The method proposed in this study opens up new perspectives for the practical application of hyperspectral technology in degraded meadows, and the adoption of this advanced digital agricultural technology in the Tibetan Plateau region also has broad social and policy implications. Among them, S0 is an important node in the degradation process of alpine meadows, and a timely and effective intervention is the key to stop the spread of localized active patches and prevent them from being transformed into irreversible Heitutan deteriorated grassland. The method can be used as a key tool for identifying the restoration stages of alpine meadow patches, thus determining the optimal timing of degraded grassland management. The adoption of this digital agriculture approach has great potential for rural communities in the Tibetan Plateau.
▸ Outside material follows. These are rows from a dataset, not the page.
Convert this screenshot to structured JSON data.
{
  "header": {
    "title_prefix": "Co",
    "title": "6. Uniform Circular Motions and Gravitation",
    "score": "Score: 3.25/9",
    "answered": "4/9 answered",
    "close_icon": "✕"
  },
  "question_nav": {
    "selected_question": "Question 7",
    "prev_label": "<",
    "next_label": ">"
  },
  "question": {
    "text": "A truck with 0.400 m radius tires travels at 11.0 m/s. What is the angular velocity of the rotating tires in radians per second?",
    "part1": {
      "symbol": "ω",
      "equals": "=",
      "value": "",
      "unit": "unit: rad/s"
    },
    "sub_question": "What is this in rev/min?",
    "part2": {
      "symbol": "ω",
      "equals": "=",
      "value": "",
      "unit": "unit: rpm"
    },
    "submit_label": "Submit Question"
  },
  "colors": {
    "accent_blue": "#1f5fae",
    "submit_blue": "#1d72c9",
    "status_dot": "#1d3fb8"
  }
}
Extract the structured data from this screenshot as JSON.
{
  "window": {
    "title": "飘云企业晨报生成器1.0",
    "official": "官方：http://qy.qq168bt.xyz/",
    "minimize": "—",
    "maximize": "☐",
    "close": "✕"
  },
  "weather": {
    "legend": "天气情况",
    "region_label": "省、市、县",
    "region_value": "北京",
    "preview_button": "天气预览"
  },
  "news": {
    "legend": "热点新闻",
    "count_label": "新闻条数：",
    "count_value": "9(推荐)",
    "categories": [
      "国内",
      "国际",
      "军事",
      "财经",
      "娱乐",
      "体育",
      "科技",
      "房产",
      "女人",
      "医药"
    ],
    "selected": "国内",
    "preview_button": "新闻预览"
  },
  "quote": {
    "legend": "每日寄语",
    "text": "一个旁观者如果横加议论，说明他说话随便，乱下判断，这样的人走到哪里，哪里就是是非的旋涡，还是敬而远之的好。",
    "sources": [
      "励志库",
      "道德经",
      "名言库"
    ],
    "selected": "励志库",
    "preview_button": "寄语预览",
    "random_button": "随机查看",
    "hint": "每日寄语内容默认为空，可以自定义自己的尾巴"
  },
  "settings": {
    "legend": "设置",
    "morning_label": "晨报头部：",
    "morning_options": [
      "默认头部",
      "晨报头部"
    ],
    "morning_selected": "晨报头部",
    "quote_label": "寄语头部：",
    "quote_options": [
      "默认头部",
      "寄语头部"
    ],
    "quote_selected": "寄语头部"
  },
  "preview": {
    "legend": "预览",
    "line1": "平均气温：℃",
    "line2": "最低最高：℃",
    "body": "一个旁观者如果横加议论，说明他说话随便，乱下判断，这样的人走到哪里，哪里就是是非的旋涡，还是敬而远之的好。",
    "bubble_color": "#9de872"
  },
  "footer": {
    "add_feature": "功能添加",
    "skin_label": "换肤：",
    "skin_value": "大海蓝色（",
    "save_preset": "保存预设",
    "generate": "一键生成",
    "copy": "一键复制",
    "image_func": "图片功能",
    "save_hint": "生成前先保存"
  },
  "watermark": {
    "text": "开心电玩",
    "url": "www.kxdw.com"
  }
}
By facilitating early detection and targeted interventions, local farmers and herders can benefit from improved land management practices that increase rangeland productivity and maintain livestock health. This may help alleviate poverty and promote sustainable development in remote areas, in line with national policies aimed at rural revitalization and ecological conservation. In addition, the integration of solutions, such as hyperspectral imaging and machine learning algorithms, into agricultural practices may require specialized personnel capable of operating and maintaining complex equipment. This shift could drive the demand for education and training programs focused on digital literacy and advanced agricultural technologies, creating new jobs in rural areas and promoting a knowledge-intensive economy. Thus, the proposed method not only provides a scientific reference for grassland ecology, but also has more far-reaching implications for social well-being and policy development in the Tibetan Plateau region.
5. Conclusions
This study investigated the potential of utilizing HSI and machine learning techniques to identify the restoration stages of degraded alpine meadows patches. An integrated approach for the identification of the restoration stages of alpine meadow patches was developed using an HIS system combined with feature selection algorithms (CARS, ReliefF, RFE, and F-test) and machine learning algorithms (SVM, KNN, RF, and XGBoost). Furthermore, 20 OWs were selected based on CARS, 10 prominent VIs were selected by ReliefF, 11 significant CFs were selected by RFE, and 10 effective TFs were selected by F-test. The models constructed based on the preferred features dataset, as well as the fused features dataset, achieved satisfactory identification results. It is worth mentioning that the SVM model constructed based on OWs and prominent VIs obtained the best values for accuracy (0.9320), precision (0.9369), recall (0.9308), and F1 score (0.9299). Therefore, this study proposes an objective, non-invasive method to identify the restoration stages of degraded alpine meadows patches, so as to provide references for the sustainable use and intelligent monitoring or management of alpine meadows. However, this study only identified four types of degraded alpine meadow patches in one watershed in Qilian County, in the Qinghai–Tibet Plateau. In the future, we plan to improve the hyperspectral unmanned aerial vehicle image acquisition system to obtain patch data in different watersheds, and further improve the accuracy and applicability of the classification model to realize the digital and accurate identification of the restoration stages of degraded patches on a larger scale. Furthermore, we plan to strengthen our close collaboration with grassland ecologists to delve deeper into ecosystem health from a more nuanced perspective, such as species diversity and composition, aiming for a more precise identification of the restoration stages of patches, particularly for S2. Lastly, extending the application of this research methodology to a wider range of cases is also one of the crucial directions for our future work.